The most industrious and loyal employees are even allowed to go abroad – to China, Russia and Belarus where they work for pennies that go into the country’s budget then. Politically unreliable people are sent to labour camps where prisoners work until they die.

Siarhei Vazniak, once visited North Korea:

“If the anti-democratic Belarus is covered with some democratic decorations, and we can say that we have an authoritarian regime that shows itself in a milder or a more cruel way, North Korea is a dictatorial regime in its ultimate form.”

And all this is done to have enough money for a favorite hobby of the Brilliant Comrade. 33-year-old Kim Jong-un cannot imagine his life without large-scale exercises with simulated attacks on neighbours and programs on inventing a ballistic nuclear bomb. Be Juche  means to be in the circle of enemies.
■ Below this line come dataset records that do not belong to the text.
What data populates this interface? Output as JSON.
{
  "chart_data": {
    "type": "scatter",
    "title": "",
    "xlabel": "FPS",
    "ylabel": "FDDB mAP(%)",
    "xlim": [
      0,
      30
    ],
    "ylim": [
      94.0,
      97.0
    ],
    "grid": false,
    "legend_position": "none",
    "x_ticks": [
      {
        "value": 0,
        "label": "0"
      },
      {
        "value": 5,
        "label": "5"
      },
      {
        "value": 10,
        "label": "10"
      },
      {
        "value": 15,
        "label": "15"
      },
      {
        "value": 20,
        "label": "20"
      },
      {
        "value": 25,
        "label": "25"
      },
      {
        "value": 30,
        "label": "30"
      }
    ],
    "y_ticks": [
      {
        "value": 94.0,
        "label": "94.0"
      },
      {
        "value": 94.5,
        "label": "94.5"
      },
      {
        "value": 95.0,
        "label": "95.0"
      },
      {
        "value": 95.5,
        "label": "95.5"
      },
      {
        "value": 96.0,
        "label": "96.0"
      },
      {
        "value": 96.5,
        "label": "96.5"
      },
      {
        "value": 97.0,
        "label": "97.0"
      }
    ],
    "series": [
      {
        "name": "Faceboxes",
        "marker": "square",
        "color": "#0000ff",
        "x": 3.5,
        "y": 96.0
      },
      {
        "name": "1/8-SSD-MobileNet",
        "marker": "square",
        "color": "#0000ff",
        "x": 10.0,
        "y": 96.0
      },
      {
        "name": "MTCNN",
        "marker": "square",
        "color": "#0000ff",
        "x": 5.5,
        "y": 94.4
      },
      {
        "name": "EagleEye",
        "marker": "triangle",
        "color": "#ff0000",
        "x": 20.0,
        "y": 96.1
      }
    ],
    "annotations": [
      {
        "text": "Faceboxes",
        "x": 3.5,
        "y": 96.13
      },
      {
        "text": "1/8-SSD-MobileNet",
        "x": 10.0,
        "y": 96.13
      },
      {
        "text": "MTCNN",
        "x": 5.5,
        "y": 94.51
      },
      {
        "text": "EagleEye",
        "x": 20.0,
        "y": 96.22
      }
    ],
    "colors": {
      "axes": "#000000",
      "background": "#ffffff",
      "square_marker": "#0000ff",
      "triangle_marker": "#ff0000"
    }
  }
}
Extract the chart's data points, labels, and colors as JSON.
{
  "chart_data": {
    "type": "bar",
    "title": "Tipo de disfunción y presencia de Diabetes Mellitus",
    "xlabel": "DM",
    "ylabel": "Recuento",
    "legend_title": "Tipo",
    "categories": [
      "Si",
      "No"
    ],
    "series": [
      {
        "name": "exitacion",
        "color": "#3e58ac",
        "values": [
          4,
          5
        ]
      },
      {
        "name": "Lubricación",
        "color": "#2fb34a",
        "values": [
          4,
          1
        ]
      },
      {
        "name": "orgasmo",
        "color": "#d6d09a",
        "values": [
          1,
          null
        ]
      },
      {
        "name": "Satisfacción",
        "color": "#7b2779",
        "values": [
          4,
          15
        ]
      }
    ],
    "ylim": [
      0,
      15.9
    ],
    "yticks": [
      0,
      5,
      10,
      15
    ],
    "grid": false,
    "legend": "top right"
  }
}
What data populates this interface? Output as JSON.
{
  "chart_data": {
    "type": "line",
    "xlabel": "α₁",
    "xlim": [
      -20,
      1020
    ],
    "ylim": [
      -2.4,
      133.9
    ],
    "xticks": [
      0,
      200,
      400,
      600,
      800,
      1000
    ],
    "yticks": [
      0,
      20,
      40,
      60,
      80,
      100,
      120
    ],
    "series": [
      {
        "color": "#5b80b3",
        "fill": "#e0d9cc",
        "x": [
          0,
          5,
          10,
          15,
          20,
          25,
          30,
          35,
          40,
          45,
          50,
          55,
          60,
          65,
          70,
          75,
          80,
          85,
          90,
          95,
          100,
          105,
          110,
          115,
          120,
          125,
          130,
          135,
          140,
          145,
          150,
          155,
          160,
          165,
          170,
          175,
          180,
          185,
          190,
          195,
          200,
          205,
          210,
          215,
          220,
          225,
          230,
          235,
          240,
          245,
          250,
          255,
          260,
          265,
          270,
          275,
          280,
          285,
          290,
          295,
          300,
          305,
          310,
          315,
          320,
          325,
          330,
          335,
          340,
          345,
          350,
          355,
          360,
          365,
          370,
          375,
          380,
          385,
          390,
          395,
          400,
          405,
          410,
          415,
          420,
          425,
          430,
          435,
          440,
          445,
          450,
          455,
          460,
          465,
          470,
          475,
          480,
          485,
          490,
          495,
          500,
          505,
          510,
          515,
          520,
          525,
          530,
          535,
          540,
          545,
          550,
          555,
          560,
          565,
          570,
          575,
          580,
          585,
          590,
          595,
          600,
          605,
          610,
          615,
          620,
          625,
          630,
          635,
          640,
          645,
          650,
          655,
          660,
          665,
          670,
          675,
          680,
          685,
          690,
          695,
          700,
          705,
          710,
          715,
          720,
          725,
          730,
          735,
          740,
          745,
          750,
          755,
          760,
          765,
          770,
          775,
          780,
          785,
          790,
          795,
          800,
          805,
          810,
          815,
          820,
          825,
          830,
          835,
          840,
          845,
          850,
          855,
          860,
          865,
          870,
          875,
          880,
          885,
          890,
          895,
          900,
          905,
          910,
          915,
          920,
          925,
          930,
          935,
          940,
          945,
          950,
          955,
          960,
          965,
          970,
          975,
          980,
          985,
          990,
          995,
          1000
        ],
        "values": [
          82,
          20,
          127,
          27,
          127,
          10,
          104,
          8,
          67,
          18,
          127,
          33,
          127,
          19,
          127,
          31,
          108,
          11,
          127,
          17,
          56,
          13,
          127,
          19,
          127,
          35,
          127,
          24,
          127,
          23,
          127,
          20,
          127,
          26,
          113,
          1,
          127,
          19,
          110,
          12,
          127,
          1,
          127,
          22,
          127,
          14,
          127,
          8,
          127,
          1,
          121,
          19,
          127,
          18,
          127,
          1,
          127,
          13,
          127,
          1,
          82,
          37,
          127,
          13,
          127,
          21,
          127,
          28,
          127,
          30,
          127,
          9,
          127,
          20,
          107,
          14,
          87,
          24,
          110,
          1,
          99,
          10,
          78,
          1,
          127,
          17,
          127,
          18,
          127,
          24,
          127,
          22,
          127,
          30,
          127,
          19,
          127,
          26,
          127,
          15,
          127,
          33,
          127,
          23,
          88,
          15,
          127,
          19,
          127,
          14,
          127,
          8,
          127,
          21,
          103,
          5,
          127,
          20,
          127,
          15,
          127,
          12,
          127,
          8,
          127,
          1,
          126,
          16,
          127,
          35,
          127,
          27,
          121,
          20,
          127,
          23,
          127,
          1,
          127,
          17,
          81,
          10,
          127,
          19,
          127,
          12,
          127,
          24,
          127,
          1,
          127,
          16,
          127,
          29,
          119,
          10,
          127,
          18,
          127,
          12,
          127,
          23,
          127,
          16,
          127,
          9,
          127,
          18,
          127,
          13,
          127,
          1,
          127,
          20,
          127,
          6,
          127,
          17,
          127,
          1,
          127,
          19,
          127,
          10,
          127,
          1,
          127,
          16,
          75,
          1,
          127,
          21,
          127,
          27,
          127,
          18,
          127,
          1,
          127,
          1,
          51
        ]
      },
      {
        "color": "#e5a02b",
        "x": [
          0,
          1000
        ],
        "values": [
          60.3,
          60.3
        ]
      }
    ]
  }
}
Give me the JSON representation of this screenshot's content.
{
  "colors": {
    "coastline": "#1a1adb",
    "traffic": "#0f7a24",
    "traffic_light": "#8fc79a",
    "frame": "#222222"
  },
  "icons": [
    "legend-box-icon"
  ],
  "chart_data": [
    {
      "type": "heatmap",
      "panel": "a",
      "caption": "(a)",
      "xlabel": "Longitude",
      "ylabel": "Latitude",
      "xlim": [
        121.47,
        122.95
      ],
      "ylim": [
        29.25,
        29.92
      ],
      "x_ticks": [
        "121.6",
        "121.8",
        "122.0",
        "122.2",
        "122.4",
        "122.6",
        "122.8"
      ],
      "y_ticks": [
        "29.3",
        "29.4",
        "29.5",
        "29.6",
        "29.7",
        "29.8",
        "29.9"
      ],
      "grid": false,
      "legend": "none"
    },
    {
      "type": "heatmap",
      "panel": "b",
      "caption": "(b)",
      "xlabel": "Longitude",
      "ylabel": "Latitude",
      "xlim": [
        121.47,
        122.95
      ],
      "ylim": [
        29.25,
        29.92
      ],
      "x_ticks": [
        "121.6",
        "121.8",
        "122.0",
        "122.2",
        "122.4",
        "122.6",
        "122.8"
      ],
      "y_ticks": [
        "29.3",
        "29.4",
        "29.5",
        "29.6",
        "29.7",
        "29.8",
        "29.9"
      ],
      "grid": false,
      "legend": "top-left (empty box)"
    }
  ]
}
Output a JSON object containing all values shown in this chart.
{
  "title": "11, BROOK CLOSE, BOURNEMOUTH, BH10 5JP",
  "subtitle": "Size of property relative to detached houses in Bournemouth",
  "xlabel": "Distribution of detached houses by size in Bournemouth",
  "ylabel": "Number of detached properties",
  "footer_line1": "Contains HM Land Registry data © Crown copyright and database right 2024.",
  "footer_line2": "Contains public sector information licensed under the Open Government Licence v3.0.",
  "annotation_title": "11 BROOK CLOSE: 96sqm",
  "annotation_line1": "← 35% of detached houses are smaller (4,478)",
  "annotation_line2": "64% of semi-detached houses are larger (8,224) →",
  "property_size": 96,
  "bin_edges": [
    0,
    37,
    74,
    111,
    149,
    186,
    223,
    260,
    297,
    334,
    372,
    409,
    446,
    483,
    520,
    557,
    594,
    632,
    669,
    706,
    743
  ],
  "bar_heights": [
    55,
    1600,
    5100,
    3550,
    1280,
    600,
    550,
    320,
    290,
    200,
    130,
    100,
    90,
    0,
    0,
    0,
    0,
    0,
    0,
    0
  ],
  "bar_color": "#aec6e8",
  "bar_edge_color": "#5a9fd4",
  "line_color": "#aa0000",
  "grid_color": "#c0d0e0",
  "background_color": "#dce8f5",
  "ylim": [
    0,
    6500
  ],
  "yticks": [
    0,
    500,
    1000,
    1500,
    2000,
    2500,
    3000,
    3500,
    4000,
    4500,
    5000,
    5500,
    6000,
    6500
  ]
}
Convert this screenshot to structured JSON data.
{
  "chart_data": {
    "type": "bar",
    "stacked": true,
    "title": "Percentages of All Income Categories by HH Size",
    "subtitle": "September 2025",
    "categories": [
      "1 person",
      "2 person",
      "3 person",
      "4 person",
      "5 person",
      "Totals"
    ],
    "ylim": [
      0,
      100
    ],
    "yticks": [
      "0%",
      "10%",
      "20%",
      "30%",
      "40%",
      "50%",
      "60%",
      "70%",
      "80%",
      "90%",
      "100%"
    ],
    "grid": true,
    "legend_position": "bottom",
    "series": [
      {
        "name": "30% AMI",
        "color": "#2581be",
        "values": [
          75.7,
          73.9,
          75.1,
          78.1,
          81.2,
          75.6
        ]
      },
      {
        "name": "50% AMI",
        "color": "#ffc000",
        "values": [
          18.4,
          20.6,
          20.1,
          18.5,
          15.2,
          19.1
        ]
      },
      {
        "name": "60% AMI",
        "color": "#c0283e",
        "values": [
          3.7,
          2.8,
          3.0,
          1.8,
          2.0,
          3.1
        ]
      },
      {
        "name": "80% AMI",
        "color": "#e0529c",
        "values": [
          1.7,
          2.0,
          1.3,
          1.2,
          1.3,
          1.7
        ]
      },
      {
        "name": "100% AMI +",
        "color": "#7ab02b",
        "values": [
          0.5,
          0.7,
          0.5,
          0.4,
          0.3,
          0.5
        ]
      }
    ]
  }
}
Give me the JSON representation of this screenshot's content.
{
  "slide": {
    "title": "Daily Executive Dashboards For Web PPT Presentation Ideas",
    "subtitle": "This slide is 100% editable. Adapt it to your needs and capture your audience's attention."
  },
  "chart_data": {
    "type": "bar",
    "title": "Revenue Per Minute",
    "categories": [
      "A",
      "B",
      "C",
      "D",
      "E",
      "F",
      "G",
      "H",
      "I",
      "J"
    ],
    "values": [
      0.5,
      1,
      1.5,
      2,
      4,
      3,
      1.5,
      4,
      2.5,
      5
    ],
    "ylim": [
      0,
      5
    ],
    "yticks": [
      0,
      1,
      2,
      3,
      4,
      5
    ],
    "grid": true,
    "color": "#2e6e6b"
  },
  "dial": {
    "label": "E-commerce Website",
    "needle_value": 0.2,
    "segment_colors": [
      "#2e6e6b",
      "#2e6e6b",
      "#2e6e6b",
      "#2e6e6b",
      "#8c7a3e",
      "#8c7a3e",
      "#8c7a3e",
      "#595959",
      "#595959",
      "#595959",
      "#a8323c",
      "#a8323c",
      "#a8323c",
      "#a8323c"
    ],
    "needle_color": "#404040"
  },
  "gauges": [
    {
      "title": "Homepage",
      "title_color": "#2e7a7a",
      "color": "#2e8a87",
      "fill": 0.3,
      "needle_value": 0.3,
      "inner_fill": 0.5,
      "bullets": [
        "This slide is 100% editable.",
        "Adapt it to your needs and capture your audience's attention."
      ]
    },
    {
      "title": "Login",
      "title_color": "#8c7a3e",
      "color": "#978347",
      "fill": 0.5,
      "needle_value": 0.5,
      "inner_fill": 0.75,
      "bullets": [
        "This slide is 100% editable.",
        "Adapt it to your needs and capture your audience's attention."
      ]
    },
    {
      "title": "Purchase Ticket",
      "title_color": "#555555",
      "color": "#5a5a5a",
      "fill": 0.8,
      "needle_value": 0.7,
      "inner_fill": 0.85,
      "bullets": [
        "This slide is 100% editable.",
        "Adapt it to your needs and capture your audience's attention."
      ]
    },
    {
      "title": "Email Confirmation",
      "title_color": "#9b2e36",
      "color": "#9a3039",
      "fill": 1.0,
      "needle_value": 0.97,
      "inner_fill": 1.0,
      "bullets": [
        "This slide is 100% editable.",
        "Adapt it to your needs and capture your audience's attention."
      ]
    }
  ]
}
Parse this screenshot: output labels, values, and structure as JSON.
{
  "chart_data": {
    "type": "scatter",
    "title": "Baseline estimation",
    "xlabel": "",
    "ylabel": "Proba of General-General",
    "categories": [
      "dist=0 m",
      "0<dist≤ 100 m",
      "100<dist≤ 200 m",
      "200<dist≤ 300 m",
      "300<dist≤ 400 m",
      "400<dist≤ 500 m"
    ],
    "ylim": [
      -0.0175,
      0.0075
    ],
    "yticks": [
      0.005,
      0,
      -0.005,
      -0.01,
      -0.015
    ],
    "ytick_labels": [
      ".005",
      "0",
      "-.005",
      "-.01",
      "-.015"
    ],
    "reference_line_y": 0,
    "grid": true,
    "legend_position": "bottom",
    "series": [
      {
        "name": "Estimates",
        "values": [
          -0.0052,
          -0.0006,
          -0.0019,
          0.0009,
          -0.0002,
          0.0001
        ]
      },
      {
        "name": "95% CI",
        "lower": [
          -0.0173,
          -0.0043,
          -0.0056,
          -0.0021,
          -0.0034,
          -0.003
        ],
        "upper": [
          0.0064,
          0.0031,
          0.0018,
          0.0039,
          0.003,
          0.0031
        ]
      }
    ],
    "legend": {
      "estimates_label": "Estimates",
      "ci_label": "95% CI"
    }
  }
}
Ri Su-yong, North Korean FM:

“North Korea cannot but augment its nuclear deterrence capability as it has to cope with the nuclear threat from the U.S. Now the DPRK has the power to deter the United States, and if necessary – for a preventive strike.”

North Korea probably wants to buy  Belarusian tractors, MAZ trucks, communications, laser equipment, chips and optics – and technology to organise domestic production of the goods above, which are necessary for both peaceful living and for war.

Aliaksandr Alesin, military expert:

Korea needs dual-use technology and for industry, transportation, agriculture – and for defence. Of course, they would like to buy weapons, but Belarus will not dare“.

Siarhei Vazniak:

“If our country happens to have a finger in it, it will face big foreign policy problems.”

There is another dark story – Korea sells nuclear technology to the same rogue states developing the so-called ‘peaceful atom’. If Pyongyang and Minsk start cooperation like this, Belarus could forget about good relations with the West.